Today when you’re looking to extend your home there are a handful of very popular options available to you. Whether it’s a full-height extension adding space to one side of your home or a conservatory, which adds an extra space in exchange for a piece of your garden, there are plenty of ways to get that crucial extra space
However, one less popular – though no less valid – option for your home is an orangery. These extensions might look at first blush to be similar to conservatories, but look closer and you’ll realise a number of significant differences.
Generally, orangeries feature a brick-based construction, with a small brick wall complimented by large glass windows. This not only improves the thermal retention properties of orangeries but gives them a more established, classical design. Indeed, orangeries are also often more rectangular than they are square and usually feature a flat-roof with a glass ‘dome’.
Orangeries are, overall, far more liveable spaces than conservatories with more even year-round temperatures and often more living space – but that wasn’t their original purposes. In fact, orangeries served a very different purpose entirely.
The story for orangeries begins in Italy when the first true orangery was built in Padua, Veneto in 1545 by a local nobleman.
Originally designed for the grounds and homes of European nobility, orangeries were built to aid in the cultivation of – you guessed it – oranges and other exotic fruits in the 17th to 19th century. Often including some sort of heating system (usually a stove) and rudimentary insulation, these structures helped the wealthy enjoy what were (at the time) rare and unusual fruits.

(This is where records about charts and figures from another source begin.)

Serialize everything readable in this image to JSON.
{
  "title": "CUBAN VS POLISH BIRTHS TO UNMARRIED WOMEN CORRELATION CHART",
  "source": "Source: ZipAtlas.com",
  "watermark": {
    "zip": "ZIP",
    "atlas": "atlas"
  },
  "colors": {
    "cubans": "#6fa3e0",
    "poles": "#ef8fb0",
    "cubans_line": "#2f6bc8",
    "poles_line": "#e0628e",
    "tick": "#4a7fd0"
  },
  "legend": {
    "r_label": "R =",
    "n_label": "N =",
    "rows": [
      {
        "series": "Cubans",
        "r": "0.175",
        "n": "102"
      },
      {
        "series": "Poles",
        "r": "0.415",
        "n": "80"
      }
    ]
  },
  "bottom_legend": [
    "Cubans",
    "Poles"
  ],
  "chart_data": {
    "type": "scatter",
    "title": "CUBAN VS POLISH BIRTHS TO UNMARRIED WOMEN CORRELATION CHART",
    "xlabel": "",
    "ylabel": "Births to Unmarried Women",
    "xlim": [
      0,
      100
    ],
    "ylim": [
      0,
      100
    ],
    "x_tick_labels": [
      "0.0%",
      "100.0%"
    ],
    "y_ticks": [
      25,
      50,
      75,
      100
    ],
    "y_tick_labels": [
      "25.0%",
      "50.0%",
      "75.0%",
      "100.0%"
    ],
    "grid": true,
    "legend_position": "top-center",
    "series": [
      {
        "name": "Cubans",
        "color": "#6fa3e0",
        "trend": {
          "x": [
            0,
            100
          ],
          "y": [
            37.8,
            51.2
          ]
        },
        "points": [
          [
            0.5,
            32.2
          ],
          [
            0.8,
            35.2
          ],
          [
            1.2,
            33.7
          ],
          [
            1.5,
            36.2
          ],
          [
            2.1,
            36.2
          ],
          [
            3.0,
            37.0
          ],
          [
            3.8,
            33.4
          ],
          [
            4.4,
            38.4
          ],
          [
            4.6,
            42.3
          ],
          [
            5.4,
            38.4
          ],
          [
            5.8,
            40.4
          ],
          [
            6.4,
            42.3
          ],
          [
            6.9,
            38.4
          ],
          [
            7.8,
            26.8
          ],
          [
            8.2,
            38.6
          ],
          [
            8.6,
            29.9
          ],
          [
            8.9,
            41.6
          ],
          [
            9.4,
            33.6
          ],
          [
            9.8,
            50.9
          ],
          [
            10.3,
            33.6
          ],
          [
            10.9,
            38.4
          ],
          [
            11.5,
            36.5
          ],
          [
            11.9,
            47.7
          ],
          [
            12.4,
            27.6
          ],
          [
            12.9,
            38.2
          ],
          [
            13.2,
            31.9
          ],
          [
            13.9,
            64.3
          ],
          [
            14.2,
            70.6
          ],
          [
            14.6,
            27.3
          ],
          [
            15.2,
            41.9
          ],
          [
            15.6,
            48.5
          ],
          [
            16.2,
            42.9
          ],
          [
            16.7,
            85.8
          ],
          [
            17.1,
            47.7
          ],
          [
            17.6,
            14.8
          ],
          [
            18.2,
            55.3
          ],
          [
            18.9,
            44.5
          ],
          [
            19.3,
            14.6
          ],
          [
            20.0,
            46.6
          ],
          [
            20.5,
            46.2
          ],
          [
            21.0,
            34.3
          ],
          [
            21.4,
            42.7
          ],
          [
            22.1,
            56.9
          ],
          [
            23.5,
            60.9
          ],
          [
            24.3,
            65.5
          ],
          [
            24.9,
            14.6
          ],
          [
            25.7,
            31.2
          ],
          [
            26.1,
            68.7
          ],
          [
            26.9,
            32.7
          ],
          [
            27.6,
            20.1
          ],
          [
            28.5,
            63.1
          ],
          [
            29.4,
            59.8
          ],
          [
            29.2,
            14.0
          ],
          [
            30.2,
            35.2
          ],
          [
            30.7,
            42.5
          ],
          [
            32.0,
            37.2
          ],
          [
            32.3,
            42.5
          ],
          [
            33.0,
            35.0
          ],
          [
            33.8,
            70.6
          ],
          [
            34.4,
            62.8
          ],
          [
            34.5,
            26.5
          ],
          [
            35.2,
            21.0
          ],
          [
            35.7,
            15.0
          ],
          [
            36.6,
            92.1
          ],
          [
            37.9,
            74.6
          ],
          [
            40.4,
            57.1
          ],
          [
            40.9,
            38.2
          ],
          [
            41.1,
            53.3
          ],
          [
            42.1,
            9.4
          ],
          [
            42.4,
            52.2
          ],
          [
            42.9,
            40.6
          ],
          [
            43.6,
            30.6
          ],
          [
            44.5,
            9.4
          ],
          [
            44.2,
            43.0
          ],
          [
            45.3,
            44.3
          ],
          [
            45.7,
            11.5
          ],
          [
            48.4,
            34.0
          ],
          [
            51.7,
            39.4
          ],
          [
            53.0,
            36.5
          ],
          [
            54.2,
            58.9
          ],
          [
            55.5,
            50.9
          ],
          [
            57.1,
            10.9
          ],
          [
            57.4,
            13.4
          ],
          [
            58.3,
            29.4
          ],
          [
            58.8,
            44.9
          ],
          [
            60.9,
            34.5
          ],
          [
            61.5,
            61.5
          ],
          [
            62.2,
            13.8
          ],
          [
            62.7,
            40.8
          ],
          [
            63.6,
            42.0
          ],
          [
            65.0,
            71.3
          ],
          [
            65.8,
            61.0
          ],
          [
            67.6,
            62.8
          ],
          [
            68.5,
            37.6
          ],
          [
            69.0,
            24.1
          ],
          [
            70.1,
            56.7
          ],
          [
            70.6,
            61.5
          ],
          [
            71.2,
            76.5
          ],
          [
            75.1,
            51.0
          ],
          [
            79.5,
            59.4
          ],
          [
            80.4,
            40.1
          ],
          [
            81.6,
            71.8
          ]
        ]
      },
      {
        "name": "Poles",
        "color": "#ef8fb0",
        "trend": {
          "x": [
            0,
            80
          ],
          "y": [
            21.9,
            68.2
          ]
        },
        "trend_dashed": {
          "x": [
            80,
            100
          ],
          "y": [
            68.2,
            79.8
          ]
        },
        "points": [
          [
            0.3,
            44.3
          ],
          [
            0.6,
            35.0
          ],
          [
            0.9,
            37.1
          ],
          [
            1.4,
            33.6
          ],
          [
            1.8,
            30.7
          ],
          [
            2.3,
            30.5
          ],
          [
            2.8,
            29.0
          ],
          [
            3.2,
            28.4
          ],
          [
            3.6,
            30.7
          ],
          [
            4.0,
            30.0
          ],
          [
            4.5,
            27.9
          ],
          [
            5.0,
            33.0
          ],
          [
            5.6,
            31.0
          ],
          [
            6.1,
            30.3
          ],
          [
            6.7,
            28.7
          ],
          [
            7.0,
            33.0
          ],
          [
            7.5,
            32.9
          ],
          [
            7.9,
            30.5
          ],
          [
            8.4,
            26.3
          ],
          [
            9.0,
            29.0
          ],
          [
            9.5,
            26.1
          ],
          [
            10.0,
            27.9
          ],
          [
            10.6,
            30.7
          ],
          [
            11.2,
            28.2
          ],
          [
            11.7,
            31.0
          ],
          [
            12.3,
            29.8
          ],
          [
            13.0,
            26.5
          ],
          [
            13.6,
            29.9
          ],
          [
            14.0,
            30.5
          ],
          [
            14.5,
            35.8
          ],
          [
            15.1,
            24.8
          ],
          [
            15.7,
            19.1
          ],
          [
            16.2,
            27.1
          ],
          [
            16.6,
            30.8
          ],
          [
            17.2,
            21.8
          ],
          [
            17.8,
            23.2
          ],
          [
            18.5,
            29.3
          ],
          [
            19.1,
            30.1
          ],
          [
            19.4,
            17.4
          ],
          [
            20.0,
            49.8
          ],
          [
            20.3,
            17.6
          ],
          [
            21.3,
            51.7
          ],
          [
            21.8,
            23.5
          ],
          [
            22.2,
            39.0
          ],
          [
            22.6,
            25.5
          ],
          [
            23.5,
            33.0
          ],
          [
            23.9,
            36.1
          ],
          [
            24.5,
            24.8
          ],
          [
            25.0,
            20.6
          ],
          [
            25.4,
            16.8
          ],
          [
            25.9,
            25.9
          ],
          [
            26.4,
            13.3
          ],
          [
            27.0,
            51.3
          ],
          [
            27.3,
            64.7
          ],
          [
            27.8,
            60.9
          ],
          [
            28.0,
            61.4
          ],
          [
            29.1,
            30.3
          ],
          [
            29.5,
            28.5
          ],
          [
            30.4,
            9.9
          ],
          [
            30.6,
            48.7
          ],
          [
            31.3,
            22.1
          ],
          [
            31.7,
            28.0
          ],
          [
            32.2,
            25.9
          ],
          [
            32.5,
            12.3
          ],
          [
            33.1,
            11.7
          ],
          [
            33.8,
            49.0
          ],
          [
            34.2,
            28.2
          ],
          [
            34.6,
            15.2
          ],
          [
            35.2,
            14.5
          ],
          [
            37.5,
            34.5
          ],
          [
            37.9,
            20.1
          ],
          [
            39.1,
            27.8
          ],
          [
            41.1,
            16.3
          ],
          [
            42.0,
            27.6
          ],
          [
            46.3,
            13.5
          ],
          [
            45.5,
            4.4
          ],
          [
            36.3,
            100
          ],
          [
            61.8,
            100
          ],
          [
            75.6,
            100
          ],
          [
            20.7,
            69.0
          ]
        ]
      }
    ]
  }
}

They were made possible thanks to technological advancements in glassmaking which, combined with the exotic plants and fruits that were able to be grown inside them, made them a highly prized object for the rich and noteworthy of the day.
To suggest that novelty and vanity alone were the primary drivers for orangery popularity would be disingenuous. In fact, the real reason behind their ballooning popularity over the period was the end of the 80 years war.
Phillip II, the Hapsburg King of Spain and though marriage sovereign of the Hapsburg Netherlands, had for a number of years levied taxes on and restricted trade between his Dutch subjects and the Americas.
With the independence of the Dutch Republic and lifting of said embargoes, the Netherlands entered a new age of prosperity, and the exotic fruits and plants of the Americas were much cheaper. This led to, amongst other things a boom in construction of orangeries, not just in the Low Countries but all over the region, with a number being built in Germany, France, Britain and the Holy Roman Empire, built by the gentry and filled by the newly emancipated merchant classes.
Today, orangeries are back in fashion for their style, versatility and comfort.